I had the most awesome opportunity recently to visit a lesser-known, but great tourist attraction. I got to visit the National Cryptologic Museum, which is practically a stone’s throw from where I live in Columbia, MD.
I joined a group that I found through an online meetup that had arranged for a guided tour.
Here are some of the highlights of our visit, in the following photos.
This was in the lobby. By the time I figured out how it worked, the tour had started! 🙂
George Washington was, apparently, a true cipher and code enthusiast. The colonies’ win at Saratoga convinced the French to back us during the American Revolution.
Here’s a description of how the US of A got involved in World War I. It got cut off at the bottom. Sorry about that.
But the Zimmerman telegram essentially was a deal Germany tried to strike with Mexico. Except that the British decoded the message and revealed its secrets to the US. So … our former “owners” (so to speak) became our allies. And we entered World War I, because Imperial Germany was trying to help Mexico steal back the land we’d stolen! 🙂
This guy was a cryptographer, who founded and led a cryptographic organization called the Black Chamber. Yardley was concerned about weaknesses in our country’s coding practices. He ended up writing a memoir of his experiences that revealed a lot about his work. The American Black Chamber became hugely popular. This caused our government no small amount of concern, although Yardley claimed to have written the book for benign reasons.
I thought of asking the guide when they planned to put up the Snowden exhibit, but thought better of it.
The Enigma Cipher wasn’t entirely broken by Alan Turing. Apparently, Turing’s work was based on earlier work done by three Polish men. Even so, the man was a genius (Turing, that is). Next time I go to London, I’ll have to see Bletchley Park and Churchill’s underground WC.
I never knew that the WAVES (Women Accepted for Volunteer Emergency Service) built this great big deciphering machine.

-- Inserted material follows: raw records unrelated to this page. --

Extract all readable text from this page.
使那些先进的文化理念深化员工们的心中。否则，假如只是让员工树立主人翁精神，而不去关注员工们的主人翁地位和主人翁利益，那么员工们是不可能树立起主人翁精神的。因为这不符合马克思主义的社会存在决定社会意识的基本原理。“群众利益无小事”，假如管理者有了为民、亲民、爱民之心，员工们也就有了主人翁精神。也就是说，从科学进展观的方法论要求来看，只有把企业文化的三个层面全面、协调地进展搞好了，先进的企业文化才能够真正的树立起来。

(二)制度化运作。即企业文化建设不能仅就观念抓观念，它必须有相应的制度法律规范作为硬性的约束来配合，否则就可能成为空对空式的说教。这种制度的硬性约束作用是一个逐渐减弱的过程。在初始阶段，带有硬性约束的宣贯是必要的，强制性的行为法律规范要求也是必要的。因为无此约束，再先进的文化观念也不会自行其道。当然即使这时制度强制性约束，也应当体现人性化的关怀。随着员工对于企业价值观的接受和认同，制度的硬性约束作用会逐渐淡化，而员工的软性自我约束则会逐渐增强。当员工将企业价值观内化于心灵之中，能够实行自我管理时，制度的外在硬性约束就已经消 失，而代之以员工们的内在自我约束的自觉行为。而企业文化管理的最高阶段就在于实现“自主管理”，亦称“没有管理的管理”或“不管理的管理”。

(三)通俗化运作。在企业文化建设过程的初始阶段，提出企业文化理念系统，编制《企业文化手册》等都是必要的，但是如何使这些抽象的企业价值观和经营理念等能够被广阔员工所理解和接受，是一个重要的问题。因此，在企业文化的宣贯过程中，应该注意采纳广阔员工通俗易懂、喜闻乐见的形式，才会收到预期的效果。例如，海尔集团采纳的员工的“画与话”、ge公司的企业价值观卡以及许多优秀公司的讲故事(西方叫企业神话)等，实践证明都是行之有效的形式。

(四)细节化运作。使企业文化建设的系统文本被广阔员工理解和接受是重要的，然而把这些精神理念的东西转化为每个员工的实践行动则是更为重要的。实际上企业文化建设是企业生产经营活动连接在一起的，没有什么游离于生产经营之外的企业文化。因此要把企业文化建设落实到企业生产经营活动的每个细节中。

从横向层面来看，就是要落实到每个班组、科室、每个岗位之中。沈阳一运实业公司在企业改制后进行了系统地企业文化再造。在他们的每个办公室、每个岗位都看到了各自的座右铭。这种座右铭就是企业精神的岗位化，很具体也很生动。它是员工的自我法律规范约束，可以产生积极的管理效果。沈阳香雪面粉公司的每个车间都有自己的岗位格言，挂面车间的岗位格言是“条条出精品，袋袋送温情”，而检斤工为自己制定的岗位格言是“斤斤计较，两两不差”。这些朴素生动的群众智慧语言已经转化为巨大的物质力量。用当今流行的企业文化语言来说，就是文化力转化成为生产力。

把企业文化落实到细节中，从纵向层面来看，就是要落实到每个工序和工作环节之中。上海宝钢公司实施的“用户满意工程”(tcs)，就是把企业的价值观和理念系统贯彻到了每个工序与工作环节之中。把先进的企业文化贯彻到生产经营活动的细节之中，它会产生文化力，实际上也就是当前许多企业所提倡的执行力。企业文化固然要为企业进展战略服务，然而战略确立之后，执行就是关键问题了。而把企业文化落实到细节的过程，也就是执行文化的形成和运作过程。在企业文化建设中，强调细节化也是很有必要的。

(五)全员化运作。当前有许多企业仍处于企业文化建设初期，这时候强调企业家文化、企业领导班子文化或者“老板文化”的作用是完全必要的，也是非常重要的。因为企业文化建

They worked at NCR (National Cash Register) on the machine, then labored 24/7 at some place on Nebraska Ave. doing the deciphering. Their jobs were top secret and, if they told anyone else, they would be shot as traitors. Wow!
And here’s another Enigma machine.
So … after World War II and before the Cold War Age, a group of Soviet children gave the US ambassador to the USSR a replica of the Great Seal of the US, because we’d been such great pals during WWII.
But, oddly enough, the diplomat’s people noticed that some strange guy was hanging out in a car outside the ambassador’s office building, where the gift was hung. He’d follow the ambassador when he left the office, too.
Well, it turned out that this awesome gift contained a bug. The office had been swept for bugs, but this was a bug like no other. It only activated when radio waves were focused on it. In that way, it eluded discovery.
Upon its discovery, they not only had to go through every bit of conversation the ambassador had for the previous seven years (since he’d received the gift), but Kruschev was trying to persuade the third world to turn against the US, because we were spying on them (this was after a famous incident in which a pilot in a U2 plane flew too close to the ground over the Soviet Union and got shot down).
Kruschev planned to blindside us with a call to arms against the US at the United Nations, but our ambassador brought the Great Seal to the UN and showed the bug to Kruschev — that took the wind out of his sails.